Assim como a plateia é a parte mais importante para que o desenrolar do espetáculo ocorra com relativo sucesso, em outra esfera, a do ambiente político, também exerce grande influência na tomada de certas decisões.
Aqui mesmo na Câmara Municipal, nas Assembleias Legislativas, na Câmara Federal ou no Senado, a pressão exercida pela plateia, de corpo presente ou não, é fator primordial na aprovação de determinados pleitos. Mesmo que ela se apresente de forma virtual ou se mostre através de abaixo-assinados ou de manifestações tornadas públicas pelas redes sociais, pela via das manchetes estampadas nas páginas de noticiosos ou ainda pelas ondas do rádio ou através de programas de TV.
Estas formas de manifestação são ferramentas poderosas para que os clamores ou desejos de determinados nichos da população venham a ser atendidos por meio da aprovação de leis e/ou por outras formas de se exigir a atuação governamental.
E ao que parece, em certos momentos, a presença física de reivindicantes agrada e massageia o ego de considerável parte de nossas autoridades que, isolados em seus gabinetes ou coletivamente, logo se entusiasmam, acolhem e defendem tais reivindicações, com um vigor tal que é capaz de mudar a intenção de voto até mesmo de seus pares. Isto é o que ultimamente temos visto em Casas Legislativas onde as leis são gestadas e debatidas.
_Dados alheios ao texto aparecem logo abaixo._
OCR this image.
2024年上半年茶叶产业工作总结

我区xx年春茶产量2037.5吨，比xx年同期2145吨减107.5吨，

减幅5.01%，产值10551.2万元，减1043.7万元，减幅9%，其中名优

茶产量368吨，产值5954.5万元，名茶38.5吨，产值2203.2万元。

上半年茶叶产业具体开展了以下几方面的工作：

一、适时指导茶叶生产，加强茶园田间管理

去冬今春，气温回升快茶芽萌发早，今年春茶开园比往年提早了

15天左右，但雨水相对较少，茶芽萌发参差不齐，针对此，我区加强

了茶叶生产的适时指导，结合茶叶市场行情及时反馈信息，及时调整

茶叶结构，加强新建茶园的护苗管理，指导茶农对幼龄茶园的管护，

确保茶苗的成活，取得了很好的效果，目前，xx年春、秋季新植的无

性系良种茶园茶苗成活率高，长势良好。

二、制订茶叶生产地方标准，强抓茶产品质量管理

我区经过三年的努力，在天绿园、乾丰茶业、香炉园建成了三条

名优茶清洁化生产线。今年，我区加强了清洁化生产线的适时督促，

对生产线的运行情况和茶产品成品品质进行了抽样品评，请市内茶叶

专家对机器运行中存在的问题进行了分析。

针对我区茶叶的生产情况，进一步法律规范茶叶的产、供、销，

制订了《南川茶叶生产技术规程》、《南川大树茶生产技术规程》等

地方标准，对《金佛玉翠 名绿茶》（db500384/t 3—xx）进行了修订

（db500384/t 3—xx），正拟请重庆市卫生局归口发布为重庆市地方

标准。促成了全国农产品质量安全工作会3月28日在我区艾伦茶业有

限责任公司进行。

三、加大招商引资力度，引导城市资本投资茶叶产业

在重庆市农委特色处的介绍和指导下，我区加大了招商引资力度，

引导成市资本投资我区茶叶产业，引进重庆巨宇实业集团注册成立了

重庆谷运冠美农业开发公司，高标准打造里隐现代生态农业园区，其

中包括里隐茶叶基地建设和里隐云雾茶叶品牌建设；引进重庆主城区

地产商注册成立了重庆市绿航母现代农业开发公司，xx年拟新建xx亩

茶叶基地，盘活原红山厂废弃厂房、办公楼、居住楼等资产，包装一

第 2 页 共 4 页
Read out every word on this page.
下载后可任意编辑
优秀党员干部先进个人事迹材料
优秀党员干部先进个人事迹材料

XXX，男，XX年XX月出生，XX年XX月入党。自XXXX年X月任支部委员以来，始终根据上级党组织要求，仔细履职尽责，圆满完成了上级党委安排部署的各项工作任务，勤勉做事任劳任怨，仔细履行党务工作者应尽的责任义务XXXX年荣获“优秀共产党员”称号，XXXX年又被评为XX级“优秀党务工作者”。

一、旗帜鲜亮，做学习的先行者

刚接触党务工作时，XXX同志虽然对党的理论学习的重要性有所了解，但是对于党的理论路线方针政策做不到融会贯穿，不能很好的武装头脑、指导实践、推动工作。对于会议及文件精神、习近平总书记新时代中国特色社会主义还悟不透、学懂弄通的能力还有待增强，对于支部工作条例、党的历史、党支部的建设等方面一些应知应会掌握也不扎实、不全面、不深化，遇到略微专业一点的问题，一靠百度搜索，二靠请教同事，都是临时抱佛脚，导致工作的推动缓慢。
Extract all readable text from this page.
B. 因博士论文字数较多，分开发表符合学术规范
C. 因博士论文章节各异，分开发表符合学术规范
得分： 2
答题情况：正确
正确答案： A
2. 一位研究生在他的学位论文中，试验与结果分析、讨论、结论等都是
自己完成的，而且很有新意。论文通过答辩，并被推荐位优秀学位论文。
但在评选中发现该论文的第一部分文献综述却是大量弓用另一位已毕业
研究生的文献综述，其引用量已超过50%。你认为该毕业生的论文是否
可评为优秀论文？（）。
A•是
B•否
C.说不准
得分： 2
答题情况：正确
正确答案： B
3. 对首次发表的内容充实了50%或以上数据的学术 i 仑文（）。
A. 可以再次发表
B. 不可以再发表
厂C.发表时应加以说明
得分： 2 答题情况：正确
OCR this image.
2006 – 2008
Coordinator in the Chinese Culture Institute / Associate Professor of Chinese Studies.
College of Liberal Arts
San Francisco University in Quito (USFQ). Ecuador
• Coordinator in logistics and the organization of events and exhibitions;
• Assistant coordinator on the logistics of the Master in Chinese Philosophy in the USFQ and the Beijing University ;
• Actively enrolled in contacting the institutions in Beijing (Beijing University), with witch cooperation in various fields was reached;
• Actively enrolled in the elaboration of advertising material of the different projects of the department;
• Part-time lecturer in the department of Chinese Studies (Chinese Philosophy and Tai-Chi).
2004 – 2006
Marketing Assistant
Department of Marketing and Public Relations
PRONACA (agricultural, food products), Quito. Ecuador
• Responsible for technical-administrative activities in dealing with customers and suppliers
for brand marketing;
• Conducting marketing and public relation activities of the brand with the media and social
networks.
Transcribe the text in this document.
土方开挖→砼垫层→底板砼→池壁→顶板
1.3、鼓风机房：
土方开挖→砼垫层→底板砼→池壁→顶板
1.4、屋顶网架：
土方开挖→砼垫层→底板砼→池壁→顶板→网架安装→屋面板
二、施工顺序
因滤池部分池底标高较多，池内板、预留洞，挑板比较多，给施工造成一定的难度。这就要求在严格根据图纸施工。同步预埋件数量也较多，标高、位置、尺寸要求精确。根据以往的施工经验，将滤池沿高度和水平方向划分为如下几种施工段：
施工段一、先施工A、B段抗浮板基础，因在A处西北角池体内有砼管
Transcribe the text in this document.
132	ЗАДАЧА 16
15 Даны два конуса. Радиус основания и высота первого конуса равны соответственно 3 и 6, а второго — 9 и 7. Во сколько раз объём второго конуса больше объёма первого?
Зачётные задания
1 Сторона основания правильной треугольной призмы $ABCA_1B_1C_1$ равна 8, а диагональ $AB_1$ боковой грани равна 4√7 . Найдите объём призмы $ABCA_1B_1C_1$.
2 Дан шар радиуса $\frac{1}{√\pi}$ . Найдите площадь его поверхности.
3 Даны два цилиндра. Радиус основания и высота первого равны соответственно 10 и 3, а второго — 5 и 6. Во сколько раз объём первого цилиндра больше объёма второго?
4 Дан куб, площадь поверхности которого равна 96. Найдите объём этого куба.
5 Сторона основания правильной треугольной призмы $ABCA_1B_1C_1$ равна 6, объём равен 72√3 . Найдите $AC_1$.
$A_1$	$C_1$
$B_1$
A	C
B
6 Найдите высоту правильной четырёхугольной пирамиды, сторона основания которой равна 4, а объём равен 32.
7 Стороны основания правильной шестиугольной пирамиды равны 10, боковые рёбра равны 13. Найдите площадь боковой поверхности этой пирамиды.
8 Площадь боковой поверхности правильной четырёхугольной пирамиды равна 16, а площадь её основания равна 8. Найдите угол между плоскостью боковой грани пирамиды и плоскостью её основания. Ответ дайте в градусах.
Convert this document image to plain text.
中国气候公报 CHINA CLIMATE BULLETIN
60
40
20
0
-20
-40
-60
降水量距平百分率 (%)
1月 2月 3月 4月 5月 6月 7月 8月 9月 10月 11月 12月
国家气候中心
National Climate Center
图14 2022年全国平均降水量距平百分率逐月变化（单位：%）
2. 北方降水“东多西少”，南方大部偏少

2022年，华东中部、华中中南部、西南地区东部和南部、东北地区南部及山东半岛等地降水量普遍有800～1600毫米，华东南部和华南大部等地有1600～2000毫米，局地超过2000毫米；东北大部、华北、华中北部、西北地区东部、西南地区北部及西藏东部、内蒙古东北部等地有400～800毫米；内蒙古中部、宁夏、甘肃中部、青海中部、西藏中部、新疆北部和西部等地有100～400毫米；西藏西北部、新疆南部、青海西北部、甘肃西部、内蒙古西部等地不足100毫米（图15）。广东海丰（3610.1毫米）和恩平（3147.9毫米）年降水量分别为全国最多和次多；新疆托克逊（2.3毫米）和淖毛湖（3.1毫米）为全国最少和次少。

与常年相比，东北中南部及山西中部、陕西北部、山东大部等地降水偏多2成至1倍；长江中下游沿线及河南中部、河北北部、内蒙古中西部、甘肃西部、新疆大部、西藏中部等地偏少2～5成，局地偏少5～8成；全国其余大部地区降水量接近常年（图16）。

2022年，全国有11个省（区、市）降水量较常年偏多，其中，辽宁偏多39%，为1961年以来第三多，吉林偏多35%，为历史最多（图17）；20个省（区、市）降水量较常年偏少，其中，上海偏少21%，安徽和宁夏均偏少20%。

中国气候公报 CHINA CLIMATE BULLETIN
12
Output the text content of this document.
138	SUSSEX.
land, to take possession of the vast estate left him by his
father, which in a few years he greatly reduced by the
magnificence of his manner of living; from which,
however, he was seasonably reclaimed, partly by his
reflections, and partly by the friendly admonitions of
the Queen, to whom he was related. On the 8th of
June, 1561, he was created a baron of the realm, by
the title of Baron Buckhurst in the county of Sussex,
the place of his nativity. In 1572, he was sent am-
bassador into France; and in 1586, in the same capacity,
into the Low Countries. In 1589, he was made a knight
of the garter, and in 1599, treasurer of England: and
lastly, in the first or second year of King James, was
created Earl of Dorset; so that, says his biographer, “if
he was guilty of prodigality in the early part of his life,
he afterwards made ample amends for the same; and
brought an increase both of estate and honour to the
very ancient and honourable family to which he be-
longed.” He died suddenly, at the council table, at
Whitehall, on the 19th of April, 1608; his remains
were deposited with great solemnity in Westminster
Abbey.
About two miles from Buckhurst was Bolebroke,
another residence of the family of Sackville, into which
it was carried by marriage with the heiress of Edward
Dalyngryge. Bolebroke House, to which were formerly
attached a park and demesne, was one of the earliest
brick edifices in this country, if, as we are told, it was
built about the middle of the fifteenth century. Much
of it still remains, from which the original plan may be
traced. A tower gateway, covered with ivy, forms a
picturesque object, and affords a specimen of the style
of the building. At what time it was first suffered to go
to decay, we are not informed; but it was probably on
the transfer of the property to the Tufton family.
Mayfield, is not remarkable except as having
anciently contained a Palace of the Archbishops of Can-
E como é óbvio, o mesmo ocorre também nas mais variadas esferas do Executivo, a quem ao final, cabe dar cumprimento ao que fora aprovado no outro Poder.
Não fosse este o ‘modus da roda cantar’, os regimentos de Casas Legislativas, por mais austeras que sejam, jamais aceitariam que a tal vontade do plenário, que sempre se afirma soberana, viria em certas ocasiões a se submeter a pressões, muitas destas até legítimas, desde que vindas do povão.
Isto só não vale, lá naquele outro poder, o Judiciário. A aprovação daquela aberração do aumento de dezesseis e poucos por cento no salário da mais alta corte, com todos os reflexos que certamente prejudicarão a esta e a muitas outras gerações de brasileiros pagantes de impostos, é a realidade que se constata. E o cara que poderia se valer do tal veto, sabe ele porque, e nós também, mais uma vez, amarelou.
Mas, voltando ao que nos interessa, o melhor é, ao que tudo indica, a nossa população, se não no todo, ao menos em considerável parcela, já saber da força que tem, quando unida e mobilizada, em torno de um mesmo objetivo.
Na segunda-feira (26), liderados por representante sindical, uma categoria de funcionários públicos municipais foi capaz de fazer o milagre de incluir na pauta de reuniões, um projeto de interesse deles, para ao final, ver aprovadas as reivindicações que, no caso em pauta, dormitavam na nossa Casa Legislativa, há algum tempo.
Foi exatamente isso o que ocorreu com a turma do Saae, que, merecida e ordeiramente, nos últimos tempos tem obtido, no Legislativo, vitórias mais que justas em seu favor.
E concluindo, essa semana, na mesma esteira, a Santa Casa também mobilizou parcela dos vereadores em favor de uma ‘santa causa’ para, em tempo recorde, obter do Legislativo a aprovação de um requerimento que certamente por seu teor em defesa de um interesse coletivo, portanto, de grande importância, evitará o fechamento do hospital, em parte, ou no todo. Certamente o que ali foi aprovado merecerá do chefe do Executivo um tratamento especial, ainda que assim agindo ele tenha que alterar sua programação financeira a curto prazo, nesta época que, sabidamente, é de “vacas magras”, ou melhor, magérrimas!